I was jet-lagged and my mouth was moving faster than my brain. I did not want to talk about politics. . . that word came into my head when I was trying to say they had been more active in the community. But I learned more about what it means to live in a democracy that moment than in hours of reading about human rights abuses. With one word I made a man run for his life, with a look on his face like Id pulled a gun on him.
I saw other people scatter at other times when officials appeared. Once was during a punch-up between two schoolboys in the centre of Lhasa. They started fighting, people gathered to watch. . . and within two minutes there were guys with uniforms and big hats (you know how, in the communist party, the more important you are, the bigger your hat is) all over the place and people were disappearing without being seen to run away. The practiced art of melting away. There are party spies all over the place, and an atmosphere of fear and distrust.

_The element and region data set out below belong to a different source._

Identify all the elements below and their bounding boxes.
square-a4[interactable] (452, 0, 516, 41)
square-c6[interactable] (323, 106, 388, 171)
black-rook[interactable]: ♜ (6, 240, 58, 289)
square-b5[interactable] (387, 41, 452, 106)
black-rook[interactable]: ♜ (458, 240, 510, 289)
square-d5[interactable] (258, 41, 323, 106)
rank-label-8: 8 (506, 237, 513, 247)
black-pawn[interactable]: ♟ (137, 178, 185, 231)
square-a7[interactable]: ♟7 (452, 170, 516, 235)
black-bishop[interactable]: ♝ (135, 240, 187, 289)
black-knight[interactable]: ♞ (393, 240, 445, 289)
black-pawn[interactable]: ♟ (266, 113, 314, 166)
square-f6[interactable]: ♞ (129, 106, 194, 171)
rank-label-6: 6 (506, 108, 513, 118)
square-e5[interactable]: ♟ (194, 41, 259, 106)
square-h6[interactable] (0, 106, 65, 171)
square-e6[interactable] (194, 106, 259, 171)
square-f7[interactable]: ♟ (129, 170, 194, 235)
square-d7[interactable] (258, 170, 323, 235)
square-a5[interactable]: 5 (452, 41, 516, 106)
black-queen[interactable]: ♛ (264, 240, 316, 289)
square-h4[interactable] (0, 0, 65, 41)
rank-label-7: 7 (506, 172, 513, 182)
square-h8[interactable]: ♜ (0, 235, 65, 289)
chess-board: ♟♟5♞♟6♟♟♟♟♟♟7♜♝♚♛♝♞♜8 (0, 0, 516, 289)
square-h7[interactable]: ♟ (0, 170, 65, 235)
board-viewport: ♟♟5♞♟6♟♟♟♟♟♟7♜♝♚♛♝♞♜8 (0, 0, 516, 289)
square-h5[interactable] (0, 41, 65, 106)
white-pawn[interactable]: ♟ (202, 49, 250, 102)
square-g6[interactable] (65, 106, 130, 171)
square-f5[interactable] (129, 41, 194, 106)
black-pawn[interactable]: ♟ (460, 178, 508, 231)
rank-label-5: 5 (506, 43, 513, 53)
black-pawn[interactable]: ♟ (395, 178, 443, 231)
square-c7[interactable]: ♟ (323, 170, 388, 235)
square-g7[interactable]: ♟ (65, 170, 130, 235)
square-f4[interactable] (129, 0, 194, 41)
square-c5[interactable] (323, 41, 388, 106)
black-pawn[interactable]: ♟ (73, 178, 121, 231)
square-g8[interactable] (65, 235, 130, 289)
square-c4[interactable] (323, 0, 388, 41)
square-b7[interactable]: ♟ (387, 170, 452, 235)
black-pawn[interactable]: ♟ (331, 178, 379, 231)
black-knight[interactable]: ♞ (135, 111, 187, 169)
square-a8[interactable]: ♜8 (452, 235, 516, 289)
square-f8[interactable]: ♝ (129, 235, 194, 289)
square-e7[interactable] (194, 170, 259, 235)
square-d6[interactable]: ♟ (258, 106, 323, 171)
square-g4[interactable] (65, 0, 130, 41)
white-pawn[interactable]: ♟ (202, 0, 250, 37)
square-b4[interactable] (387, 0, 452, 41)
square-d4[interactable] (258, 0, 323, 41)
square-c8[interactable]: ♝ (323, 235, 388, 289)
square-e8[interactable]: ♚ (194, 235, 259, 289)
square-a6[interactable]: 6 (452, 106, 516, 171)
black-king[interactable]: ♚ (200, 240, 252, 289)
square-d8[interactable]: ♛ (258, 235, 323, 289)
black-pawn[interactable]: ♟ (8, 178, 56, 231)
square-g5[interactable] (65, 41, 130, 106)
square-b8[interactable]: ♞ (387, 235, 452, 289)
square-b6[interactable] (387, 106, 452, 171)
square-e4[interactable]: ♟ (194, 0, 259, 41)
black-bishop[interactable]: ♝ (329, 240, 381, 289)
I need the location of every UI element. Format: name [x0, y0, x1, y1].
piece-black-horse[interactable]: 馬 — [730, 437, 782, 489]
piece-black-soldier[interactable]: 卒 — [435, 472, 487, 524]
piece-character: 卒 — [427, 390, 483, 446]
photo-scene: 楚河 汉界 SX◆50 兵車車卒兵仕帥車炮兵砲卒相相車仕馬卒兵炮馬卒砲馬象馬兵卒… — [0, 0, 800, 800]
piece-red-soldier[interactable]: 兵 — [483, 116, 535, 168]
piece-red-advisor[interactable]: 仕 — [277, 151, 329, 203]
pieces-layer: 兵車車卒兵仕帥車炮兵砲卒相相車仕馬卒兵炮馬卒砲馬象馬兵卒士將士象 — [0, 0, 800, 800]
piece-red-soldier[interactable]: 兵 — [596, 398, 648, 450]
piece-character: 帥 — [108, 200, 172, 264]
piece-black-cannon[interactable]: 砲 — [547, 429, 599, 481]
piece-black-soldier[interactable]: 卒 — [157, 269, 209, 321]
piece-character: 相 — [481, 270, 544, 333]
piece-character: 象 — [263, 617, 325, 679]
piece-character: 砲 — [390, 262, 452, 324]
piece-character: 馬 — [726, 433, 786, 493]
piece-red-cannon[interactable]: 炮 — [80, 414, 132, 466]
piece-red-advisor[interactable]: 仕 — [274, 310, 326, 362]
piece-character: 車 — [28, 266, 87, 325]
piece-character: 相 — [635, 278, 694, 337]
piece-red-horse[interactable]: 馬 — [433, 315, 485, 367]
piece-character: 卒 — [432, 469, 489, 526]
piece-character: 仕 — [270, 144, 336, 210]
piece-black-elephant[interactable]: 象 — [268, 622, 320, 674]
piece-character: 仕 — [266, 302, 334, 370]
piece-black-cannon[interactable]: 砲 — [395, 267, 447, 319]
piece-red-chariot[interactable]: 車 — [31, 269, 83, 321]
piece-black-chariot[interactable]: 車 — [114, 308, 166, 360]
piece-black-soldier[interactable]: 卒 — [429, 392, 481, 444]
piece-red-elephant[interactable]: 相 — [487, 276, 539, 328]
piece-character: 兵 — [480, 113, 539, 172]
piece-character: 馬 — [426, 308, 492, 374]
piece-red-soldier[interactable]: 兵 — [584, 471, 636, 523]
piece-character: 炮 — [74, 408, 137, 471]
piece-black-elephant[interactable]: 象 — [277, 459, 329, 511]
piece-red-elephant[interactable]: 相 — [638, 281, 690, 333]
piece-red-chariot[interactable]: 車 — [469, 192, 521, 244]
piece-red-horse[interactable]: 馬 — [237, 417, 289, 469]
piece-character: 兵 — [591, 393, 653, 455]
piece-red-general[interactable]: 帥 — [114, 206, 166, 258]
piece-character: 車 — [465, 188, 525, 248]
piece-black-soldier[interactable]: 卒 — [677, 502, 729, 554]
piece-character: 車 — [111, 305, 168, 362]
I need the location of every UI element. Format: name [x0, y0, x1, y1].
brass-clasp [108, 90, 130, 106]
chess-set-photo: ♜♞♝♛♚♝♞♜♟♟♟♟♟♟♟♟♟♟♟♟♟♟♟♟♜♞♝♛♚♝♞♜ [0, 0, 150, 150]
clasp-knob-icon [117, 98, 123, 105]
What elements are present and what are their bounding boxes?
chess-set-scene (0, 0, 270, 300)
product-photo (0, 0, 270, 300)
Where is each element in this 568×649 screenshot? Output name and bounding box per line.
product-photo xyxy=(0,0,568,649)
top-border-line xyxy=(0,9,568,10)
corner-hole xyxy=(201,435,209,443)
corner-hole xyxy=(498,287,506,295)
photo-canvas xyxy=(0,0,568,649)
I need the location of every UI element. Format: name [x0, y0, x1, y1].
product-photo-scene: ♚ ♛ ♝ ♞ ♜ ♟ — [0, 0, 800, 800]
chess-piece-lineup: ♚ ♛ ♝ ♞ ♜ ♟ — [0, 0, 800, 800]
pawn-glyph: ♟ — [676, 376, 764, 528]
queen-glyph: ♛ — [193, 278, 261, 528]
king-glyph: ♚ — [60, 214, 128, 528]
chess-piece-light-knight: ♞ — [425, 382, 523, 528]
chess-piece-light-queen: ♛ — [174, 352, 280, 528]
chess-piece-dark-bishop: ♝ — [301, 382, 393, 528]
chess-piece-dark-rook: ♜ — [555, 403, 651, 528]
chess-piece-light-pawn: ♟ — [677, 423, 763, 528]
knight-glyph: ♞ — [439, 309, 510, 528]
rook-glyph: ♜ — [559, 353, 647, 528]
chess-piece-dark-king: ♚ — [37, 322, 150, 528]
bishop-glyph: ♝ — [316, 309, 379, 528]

From what Ive read since, things havent changed that much in Tibet. China is a brutal dictatorship. It may have a couple of Westernized cities, but dont let that fool us into thinking its people enjoy our freedoms.
As has been posted earlier, this will change only through governmental action. But politicians are whores. All the time they can keep us fat, dumb and happy with cheap imports they will not want to change anything. Buying Chinese goods will only ultimately allow more military spending over there, which will result in more opression and more liklihood of some future conflict (hint: oil is going to start running out sometime this century; the only argument is when)
There are many countries with appalling human rights records, so its perhaps unfair to single out China. Personally, Id advocate a special import tax applied to products that come from countries without democracy call it a dictator tax. It would be necessary to remove the economic advantage of treating people like slaves. We talk about capitalism and free markets, but dictatorships have an unfair advantage over us. Why reward these governments? Shouldnt we instead be sending out a message about democracy and freedom?
Sorry to have gone on at length here.